In the End, the Machines Will Win

It is easy to promote the idea of an "Internet of Things" with artificial intelligence as a great business opportunity. But we need to look seriously at the problems that can arise. The Internet of Things will be heavily funded by the military. The objective of this IoT will be to kill humans.

Yes, there are serious industrial accidents, such as when Amazon's robot set off bear repellant that put workers in hospital. Which is bad, but of course we believe that we can improve the programming and control to remove such errors.

But what if the robot is deliberately designed to kill? Such as drones with assault rifles or machine pistols attached? Well, as long as they remain under human control, right?

But increasing this network, this "Internet of Things", will have their own expert systems, their own artificial intelligence, incorporated into the "thing", or, in this case the weapon. Such as in South Korea where they are building an AI expert systems into robots. Killer AI robots.

Once we start building AI systems with neural networks they start to develop, unconsciously, their own ideologies. Such as when Microsoft developed a chatbot, which turned into a Nazi.

Our combination of an Internet of Things, expert systems, and the ever increasing performance of firepower and miniaturisation has a very tragic trajectory.
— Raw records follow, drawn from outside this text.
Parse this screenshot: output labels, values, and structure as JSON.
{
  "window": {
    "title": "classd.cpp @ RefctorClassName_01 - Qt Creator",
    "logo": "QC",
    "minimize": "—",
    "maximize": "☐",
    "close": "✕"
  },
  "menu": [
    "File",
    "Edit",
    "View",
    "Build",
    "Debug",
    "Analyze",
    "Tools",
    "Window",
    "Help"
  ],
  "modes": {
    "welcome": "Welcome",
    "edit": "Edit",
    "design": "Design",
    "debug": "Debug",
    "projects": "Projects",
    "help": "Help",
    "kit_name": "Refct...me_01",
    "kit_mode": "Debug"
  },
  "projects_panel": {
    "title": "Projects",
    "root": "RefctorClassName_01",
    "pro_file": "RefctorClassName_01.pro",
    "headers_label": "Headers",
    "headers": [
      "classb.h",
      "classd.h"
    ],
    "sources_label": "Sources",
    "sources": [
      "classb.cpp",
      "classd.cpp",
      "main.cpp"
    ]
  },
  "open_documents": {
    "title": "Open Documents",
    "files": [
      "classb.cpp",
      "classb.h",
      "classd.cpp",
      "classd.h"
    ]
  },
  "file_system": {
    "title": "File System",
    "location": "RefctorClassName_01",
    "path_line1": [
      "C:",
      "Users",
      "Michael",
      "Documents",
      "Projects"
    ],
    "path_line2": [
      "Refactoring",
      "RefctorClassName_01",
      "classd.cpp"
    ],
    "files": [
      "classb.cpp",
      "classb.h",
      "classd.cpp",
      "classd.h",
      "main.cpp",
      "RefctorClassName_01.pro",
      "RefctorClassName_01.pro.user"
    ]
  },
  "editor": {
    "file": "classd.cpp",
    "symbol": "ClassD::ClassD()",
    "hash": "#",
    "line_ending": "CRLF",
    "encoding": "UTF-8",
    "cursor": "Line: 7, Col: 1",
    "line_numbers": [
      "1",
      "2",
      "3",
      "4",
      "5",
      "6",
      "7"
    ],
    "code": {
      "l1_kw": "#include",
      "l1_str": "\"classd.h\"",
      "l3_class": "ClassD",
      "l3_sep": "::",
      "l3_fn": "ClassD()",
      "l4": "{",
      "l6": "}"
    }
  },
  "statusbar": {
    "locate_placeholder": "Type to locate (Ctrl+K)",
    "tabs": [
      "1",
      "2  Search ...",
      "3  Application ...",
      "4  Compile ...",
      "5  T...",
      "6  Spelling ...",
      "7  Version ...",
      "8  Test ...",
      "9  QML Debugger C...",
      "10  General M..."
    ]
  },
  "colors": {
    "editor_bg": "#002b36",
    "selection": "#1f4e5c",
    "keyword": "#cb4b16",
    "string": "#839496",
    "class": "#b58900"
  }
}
One which will be outside our control. In this situation, in the end, only the machines will win.

I see there is an intrinsic danger in developing networked artificial expert systems with weaponry. I do agree with the advocates - that such weapons are more precise, cause less collateral damage, and so forth. However, by their very autonomy they are outside of our control, and by the fact that they are networked they have a vector that can be exploited and accessed by third parties (even OpenBSD, the world's most secure operating system, has had a few remote security exploits), and due to technological trajectories they will become more powerful.

If any of these statements are untrue, I would welcome to be corrected. I really would!

The underlying problem is that human moral reasoning is amplified by our technological capability - which can be positive or negative. If you like the moral reasoning determines the mathematical sign, our own actions are a number, indicating the force of the action, and technology is a multiplier (enhancing) or divisor (restricting) or actions. Over time it becomes possible for a person to engage in actions well and truly above their personal ability.

The prospect of dangers arising from technology have some important protections. One is institutional limitations, where the use of a technology is bounded by access restrictions and oversight (c.f., the operations required for the "nuclear briefcase"). Despite the wishes of some extreme political libertarians, we can't just go down to the local gunshop and buy a nuke (although there was a rather satirical science fiction book about this in the eighties, Dad's Nuke), and use of advanced destructive technology is usually subject to the decision of several people rather than one. Herbert Simon's notion "bounded rationality" is a good theoretical foundation for these sorts of limits.

The other, more controversially, is communication and understanding, which can be technologically mediated. Following contemporary linguistic pragmatic philosophy (Habermas, Otto-Apel) I am of the opinion that communication understanding is a foundation for empathy and solidarity both within and between species. The "mutually assured destruction" doctrine of the past was overcome by both mass protest and political leadership that saw people from different nations and with a different political and economic system as still deserving life as we deserve life. As a result, it seems that we dodged the "bullet" of nuclear annihilation, and maybe we'll do the same for global warming as well.

But what would an autonomous weaponised expert system care about such things?